As for features that has outliers but not to drop the outliers, we handling it with feature transformation to make the data normal distributed.
Handling Categorical Data: There are many categorical feature on application_train and previous_application. To reduced this features, we select them using chi-squred method. Almost all categorical features has p-value under 5% (meaning has correlation with the label), but some of them has over 20 unique values, so we drop some features that we think not give a good information in predicting default rate (for example WALLSMATERIAL_MODE because walls material not give a good information) and some of features we aggregate them.
Label Encoding: For categorical features, we use two method, label encoding and one-hot-encoding. As for categorical features that are binary and ordinal type, we use label encoding (e.g. CODE_GENDER and NAME_EDUCATION_TYPE) and as for data that is not binary and ordinal, we use one-hot-encoding. But, some features such as NAME_GOODS_CATEGORY, we aggregate them first into some group (Electronics, Home and Living, Fashion and Accessories, etc) so we reduced from 26 unique values into 7 unique values.
After merge all datasets (application_train, bureau, bureau_balance, previous_application, and instalments_payments), we have 303.976 rows data and 179 features (join on SK_ID_CURR). The label with name "TARGET" (the label for prediction with value 0 and 1 or not default and default).
The label has proportion 92:8 which is class imbalance extreme. So, to avoid the model bias to the majority data, we use Synthetic Minority Oversampling Technique (SMOTE) because SMOTE creates synthetic samples for the minority class by interpolating between existing minority instances, which helps to enrich the dataset without simply duplicating existing data.

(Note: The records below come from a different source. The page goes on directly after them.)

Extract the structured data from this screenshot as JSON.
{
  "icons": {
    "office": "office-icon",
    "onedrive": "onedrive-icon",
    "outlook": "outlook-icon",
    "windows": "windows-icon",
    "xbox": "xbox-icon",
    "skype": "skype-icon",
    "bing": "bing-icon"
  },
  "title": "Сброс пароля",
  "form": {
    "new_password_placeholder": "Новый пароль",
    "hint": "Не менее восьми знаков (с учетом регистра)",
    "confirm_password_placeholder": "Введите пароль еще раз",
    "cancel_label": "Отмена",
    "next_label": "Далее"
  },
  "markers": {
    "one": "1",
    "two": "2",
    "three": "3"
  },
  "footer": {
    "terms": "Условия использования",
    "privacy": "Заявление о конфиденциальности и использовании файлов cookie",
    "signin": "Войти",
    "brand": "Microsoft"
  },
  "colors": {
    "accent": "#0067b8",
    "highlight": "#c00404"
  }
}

There are six algorithms we use for modeling: Logistic Regression, Decision Tree, Random Forest, LightGBM, AdaBoost, and XGBoost. When using Logistic Regression, we apply standardization to ensure that the features are on a similar scale, which improves the model's convergence and performance. We utilize the ROC AUC as our evaluation metric due to the significant class imbalance in the dataset; ROC AUC effectively differentiates between the positive and negative classes and provides a robust measure of model performance across various threshold settings.
The best result is Light GBM with the best hypeparameter: class_weight': 'balanced', 'max_depth': 7, 'min_child_samples': 21, 'n_estimators': 202, 'num_leaves': 94. ROC AUC score in Light GBM Model is 0.76, so we choose Light GBM as our model.